Darul Islam adalah sebuah gerakan perlawanan dengan ideologi Islam yang terbuka. Bagi Darul islam, dasar dari perlawanan adalah Islam, sehingga tidak ada sentimen terhadap bangsa-bangsa lain, bahkan ideologi Islam adalah sebagai perekat dari perbedaan yang ada. Gagasan ini juga berkembang dalam gerakan Darul Islam di Aceh.

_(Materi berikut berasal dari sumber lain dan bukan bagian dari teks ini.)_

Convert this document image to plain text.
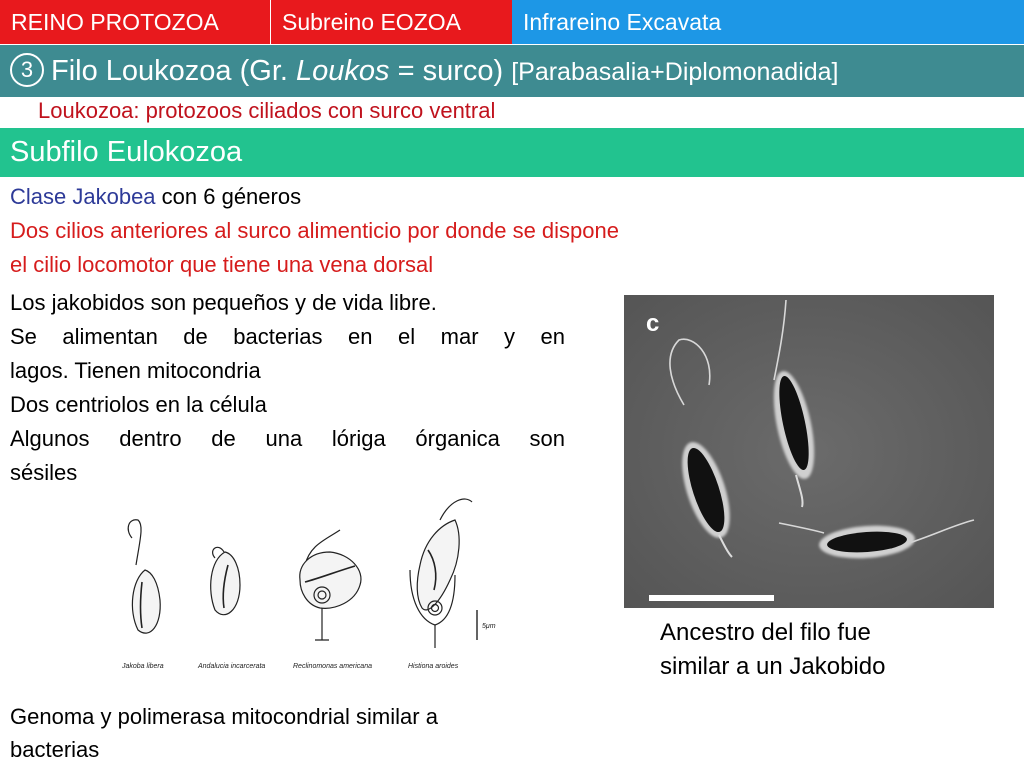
REINO PROTOZOA	Subreino EOZOA	Infrareino Excavata
3 Filo Loukozoa (Gr. Loukos = surco) [Parabasalia+Diplomonadida]
Loukozoa: protozoos ciliados con surco ventral
Subfilo Eulokozoa
Clase Jakobea con 6 géneros
Dos cilios anteriores al surco alimenticio por donde se dispone
el cilio locomotor que tiene una vena dorsal
Los jakobidos son pequeños y de vida libre.
Se alimentan de bacterias en el mar y en
lagos. Tienen mitocondria
Dos centriolos en la célula
Algunos dentro de una lóriga órganica son
sésiles
c
Ancestro del filo fue
similar a un Jakobido
5μm
Jakoba libera	Andalucia incarcerata	Reclinomonas americana	Histiona aroides
Genoma y polimerasa mitocondrial similar a
bacterias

Akan tetapi, paska berhentinya perlawanan Darul Islam Aceh, keinginan Aceh untuk melakukan Islamisasi di Indonesia menjadi lebih sempit hanya kepada Aceh. Perubahan ini terjadi disebabkan karena kegagalan Darul Islam diseluruh Indonesia, sehingga memaksa orang Aceh lebih realistis untuk mewujudkan cita-cita. Yang menjadi menarik adalah, GAM yang melanjutkan tradisi perlawanan Aceh, ternyata tidak melanjutkan ideologi Islam yang terlebih dahulu digunakan oleh Darul Islam. Sebagaimana yang disebutkan bahwa GAM lebih memilih nasionalisme Aceh sebagai isu populisnya.

Kemunculan GAM pada masa awalnya langsung mendapat respon oleh pemerintah Orde Baru dengan melakukan operasi militer yang represif, sehingga membuat GAM kurang bisa berkembang. Walau demikian, GAM juga melakukan pelebaran jaringan yang membuat mereka kuat, baik pada tingkat internasional maupun menyatu dengan masyarakat.
Dalam dinamika konflik Aceh, fase yang menentukan adalah paska kejatuhan Soeharto. Pada fase ini kelompok sipil memainkan peranan yang strategis dalam mengubah paradigma kemerdekaan yang diperjuangkan oleh GAM. Kalau pada masa awal, GAM memahami bahwa kemerdekaan adalah karena tuntutan sejarah, karena Aceh adalah bangsa yang berdaulat sejak dulu. Nah, pada fase ini, kelompok sipil melakukan tranformasi penting, bahwa kemerdekaan adalah tuntutan realistis dari kehidupan berdemokrasi, sehingga muncul tawaran referendum sebagai jalan penyelesaian konflik Aceh.